Long-term unemployment is still unacceptably high, but falling. New programs to help the long-term unemployed, described as "the Obama administration (being) engaged with America's leading businesses to develop best practices for hiring and recruiting the long-term unemployed," are part of a White House initiative. The program is designed to help those who have been out of work the longest due to slow growth in certain job sectors, skills mismatches and especially hiring discrimination. The GOP plan to help the long-term unemployed these past four years is still being debated.
Some in the GOP will point to the 40 jobs bills passed by the GOP House that have been stalled in the Democratic Senate. Most, if not all, of those Republican "jobs" bills are corporate welfare schemes that would create few jobs at a steep price.
Carl Riccadonna, a senior economist at Deutsche Bank, said in the Huffington Post that "They are very narrowly targeted, and it gives the impression that maybe some of this is special interest [sic] really pursuing these, not really taking a macro view but a very, very micro focus in what the impact would be. ... Jobs are a second- or third-order effect, not the main priority.'"
House Republicans passed a "jobs" bill that includes a smorgasbord of traditional conservative ideas. But it would also increase the deficit by $590 billion over the next 10 years, according to the Committee for a Responsible Federal Budget. And these aren't temporary costs, like the stimulus (which wasn't that much larger, moneywise, than this new GOP jobs plan anyway). After the first decade, the costs will only increase. More welfare for corporations that are currently earning record profits, and using those profits to mostly buy back stock, is not a recipe for jobs creation.
Which state has the nation's highest unemployment rate? That would be GOP-controlled Georgia. Twelve of the 18 states with the highest unemployment rates are GOP-controlled. But how can that be when Republicans are the supposed job creators?

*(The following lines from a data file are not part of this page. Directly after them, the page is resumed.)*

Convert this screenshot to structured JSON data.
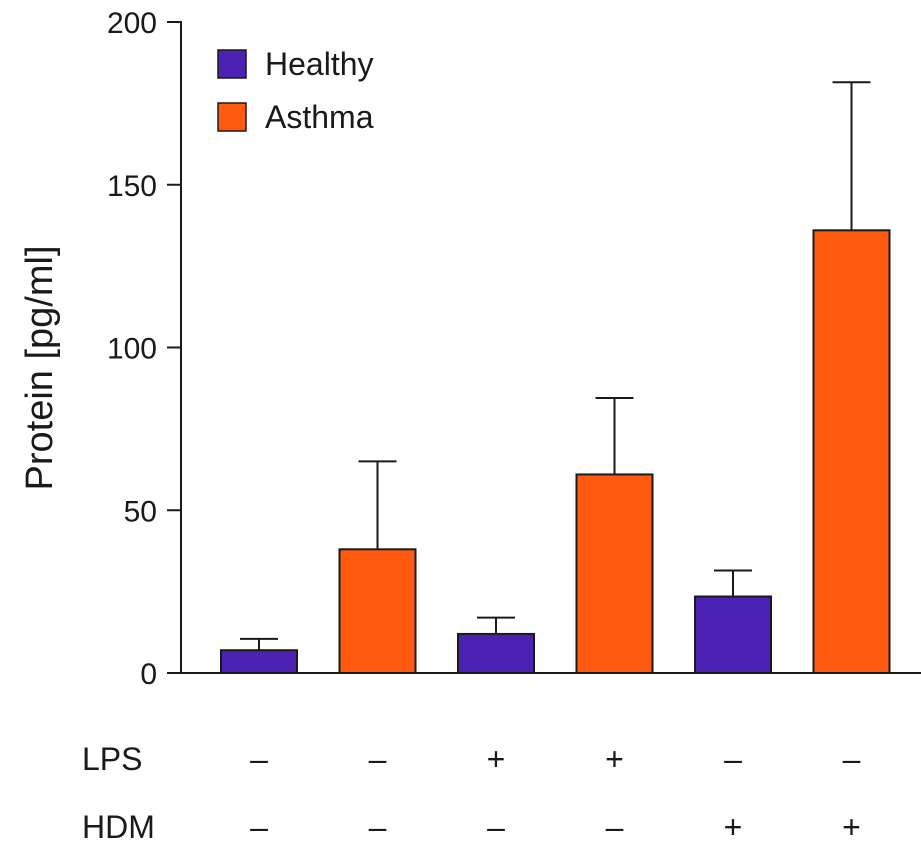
{
  "chart_data": {
    "type": "bar",
    "xlabel": "",
    "ylabel": "Protein  [pg/ml]",
    "ylim": [
      0,
      200
    ],
    "yticks": [
      0,
      50,
      100,
      150,
      200
    ],
    "legend_position": "top-left",
    "bars": [
      {
        "series": "Healthy",
        "value": 7,
        "error": 3.5
      },
      {
        "series": "Asthma",
        "value": 38,
        "error": 27
      },
      {
        "series": "Healthy",
        "value": 12,
        "error": 5
      },
      {
        "series": "Asthma",
        "value": 61,
        "error": 23.5
      },
      {
        "series": "Healthy",
        "value": 23.5,
        "error": 8
      },
      {
        "series": "Asthma",
        "value": 136,
        "error": 45.5
      }
    ],
    "series": [
      {
        "name": "Healthy",
        "color": "#4b22b4"
      },
      {
        "name": "Asthma",
        "color": "#ff5a0f"
      }
    ],
    "conditions": [
      {
        "label": "LPS",
        "values": [
          "–",
          "–",
          "+",
          "+",
          "–",
          "–"
        ]
      },
      {
        "label": "HDM",
        "values": [
          "–",
          "–",
          "–",
          "–",
          "+",
          "+"
        ]
      }
    ]
  }
}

At least one Republican is proud of his job-creating abilities. GOP Senate candidate David Perdue in fact boasts of his job creating skills. As detailed by Politico, "Perdue spoke at length about his role in Pillowtex's collapse, which led to the loss of more than 7,600 jobs. Perdue was asked about his 'experience with outsourcing,' and his response was blunt. 'Yeah, I spent most of my career doing that,' Perdue said."
Unfortunately, the jobs he created were all overseas. But if the polls are any indication, Georgia GOP voters are looking forward to more jobs outsourcing from Perdue.

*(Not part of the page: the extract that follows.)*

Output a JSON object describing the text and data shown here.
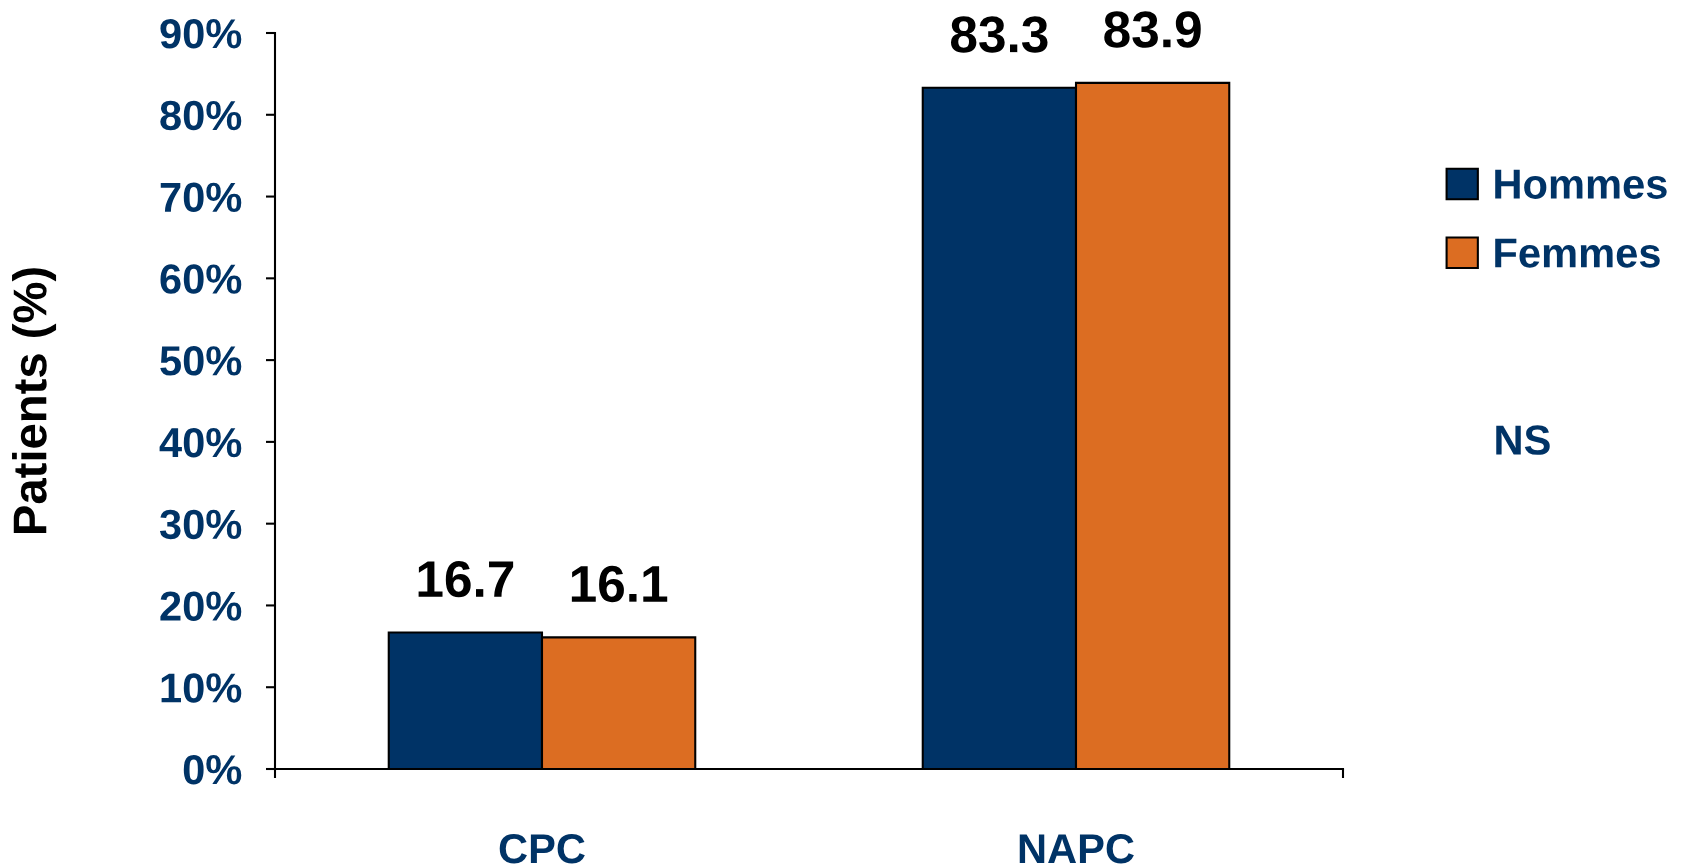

The GOP wants to cut corporate taxes and reduce health and worker protections even further. But corporations don't need more profits for shareholders and bonuses for executives; they need to increase hiring with all that newfound wealth.
The GOP's claim that they are better at job creation is false and not based in fact, since the GOP and George W. Bush record of job creation during the 2000s is poor at best. While participation rates, long-term unemployment and struggling wage growth are areas that need vigilant attention, believing that the failed GOP economic ways of trickle-down, voodoo economics are the ways to economic prosperity is a mistake that many voters seem to believe is worth repeating — likely to their own detriment.
Thornton has spent two decades as a documentation analyst and environmental remediation manager. His writing has been noted on "The Ed Schultz Show," "The Rachel Maddow Show," "PBS NewsHour" and the The Huffington Post.